Routines, exercise, food and support system? That sounds like a great plan. Start slow and it will get better :) I find the hard part is pushing through the inertia when I feel stuck like this. Good luck man!

blackbootz  ·  2478 days ago  ·  link  ·  

Someone said that you shouldn't trust yourself if you haven't exercised that day. I'm going to go on a run right now.

OftenBen  ·  2478 days ago  ·  link  ·  

Preach!

That's a wise soul.

blackbootz  ·  2478 days ago  ·  link  ·  

Just came back. Feel ten times better.

_refugee_  ·  2476 days ago  ·  link  ·  

Hey homeskillet if you don't know it check it; www.budgetbytes.com

blackbootz  ·  2476 days ago  ·  link  ·  

    Hey homeskillet if you don't know it check it; www.budgetbytes.com

Never heard of it -- Thank you! Just perused with my roommate and we think we know what we want for dinner this week.

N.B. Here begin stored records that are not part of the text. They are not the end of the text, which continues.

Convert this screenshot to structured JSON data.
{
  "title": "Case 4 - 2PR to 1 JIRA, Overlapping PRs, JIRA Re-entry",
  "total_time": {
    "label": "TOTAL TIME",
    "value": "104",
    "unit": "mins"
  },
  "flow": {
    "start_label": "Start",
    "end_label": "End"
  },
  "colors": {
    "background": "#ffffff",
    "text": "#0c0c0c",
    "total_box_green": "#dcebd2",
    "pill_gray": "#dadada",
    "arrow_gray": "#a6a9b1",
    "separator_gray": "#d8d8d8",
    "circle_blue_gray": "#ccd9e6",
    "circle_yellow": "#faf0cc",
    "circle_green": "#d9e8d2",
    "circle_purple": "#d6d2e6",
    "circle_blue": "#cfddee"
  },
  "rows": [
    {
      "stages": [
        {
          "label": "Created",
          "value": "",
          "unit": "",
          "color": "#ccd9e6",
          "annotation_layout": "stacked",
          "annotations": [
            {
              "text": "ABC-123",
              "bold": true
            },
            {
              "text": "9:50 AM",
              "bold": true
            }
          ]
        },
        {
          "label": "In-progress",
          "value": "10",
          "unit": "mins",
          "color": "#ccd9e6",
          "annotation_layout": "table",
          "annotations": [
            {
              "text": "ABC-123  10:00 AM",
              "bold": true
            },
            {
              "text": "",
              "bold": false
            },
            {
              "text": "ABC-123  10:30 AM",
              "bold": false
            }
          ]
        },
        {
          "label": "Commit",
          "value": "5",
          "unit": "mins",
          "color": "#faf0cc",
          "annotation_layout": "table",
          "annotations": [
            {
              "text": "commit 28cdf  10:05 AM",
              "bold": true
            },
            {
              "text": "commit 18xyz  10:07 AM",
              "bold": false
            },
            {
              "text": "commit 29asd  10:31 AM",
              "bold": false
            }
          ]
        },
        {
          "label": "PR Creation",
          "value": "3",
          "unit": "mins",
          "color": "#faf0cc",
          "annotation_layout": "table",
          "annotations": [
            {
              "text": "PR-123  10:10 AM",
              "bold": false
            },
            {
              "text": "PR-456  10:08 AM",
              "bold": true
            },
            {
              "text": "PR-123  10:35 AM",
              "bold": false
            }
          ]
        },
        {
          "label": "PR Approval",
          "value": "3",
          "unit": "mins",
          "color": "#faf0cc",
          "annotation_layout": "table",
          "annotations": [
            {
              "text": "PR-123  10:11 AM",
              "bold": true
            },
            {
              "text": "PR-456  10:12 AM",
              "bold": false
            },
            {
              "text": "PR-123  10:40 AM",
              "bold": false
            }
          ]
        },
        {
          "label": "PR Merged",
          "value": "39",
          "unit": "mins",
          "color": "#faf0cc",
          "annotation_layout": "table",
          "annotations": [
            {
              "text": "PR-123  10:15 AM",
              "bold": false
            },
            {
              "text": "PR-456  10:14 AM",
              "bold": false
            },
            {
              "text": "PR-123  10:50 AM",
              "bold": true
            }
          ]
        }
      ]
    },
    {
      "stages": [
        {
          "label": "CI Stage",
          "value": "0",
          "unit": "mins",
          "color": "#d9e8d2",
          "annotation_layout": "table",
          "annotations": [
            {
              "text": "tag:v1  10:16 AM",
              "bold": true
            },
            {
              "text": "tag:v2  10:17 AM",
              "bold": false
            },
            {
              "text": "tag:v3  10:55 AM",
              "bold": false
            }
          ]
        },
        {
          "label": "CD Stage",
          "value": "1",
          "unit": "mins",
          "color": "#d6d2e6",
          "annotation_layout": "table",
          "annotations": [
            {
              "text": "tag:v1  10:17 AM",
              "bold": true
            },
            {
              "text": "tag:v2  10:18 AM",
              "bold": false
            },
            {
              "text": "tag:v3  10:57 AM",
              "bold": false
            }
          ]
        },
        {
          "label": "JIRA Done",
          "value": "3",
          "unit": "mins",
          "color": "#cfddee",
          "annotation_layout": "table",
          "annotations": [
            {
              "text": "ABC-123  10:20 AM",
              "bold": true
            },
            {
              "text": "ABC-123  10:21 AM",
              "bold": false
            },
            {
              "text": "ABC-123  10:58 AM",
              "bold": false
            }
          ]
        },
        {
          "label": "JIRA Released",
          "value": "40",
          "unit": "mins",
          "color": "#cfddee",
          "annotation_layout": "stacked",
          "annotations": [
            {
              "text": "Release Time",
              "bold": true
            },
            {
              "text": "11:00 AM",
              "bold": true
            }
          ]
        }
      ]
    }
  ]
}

_refugee_  ·  2476 days ago  ·  link  ·  

Yeah, I'm a big fan. I recommend/have had success with:

- balsamic chicken thighs

-zuppa toscana (ZOMG this is the best)

-african peanut soup

-thai curry vegetable soup

-thai curry chicken

- cucumber salad

I like her stuff a lot. I'm trying to do rough meal planning (first week: a rough success!) so I've been doing a lot more cooking lately.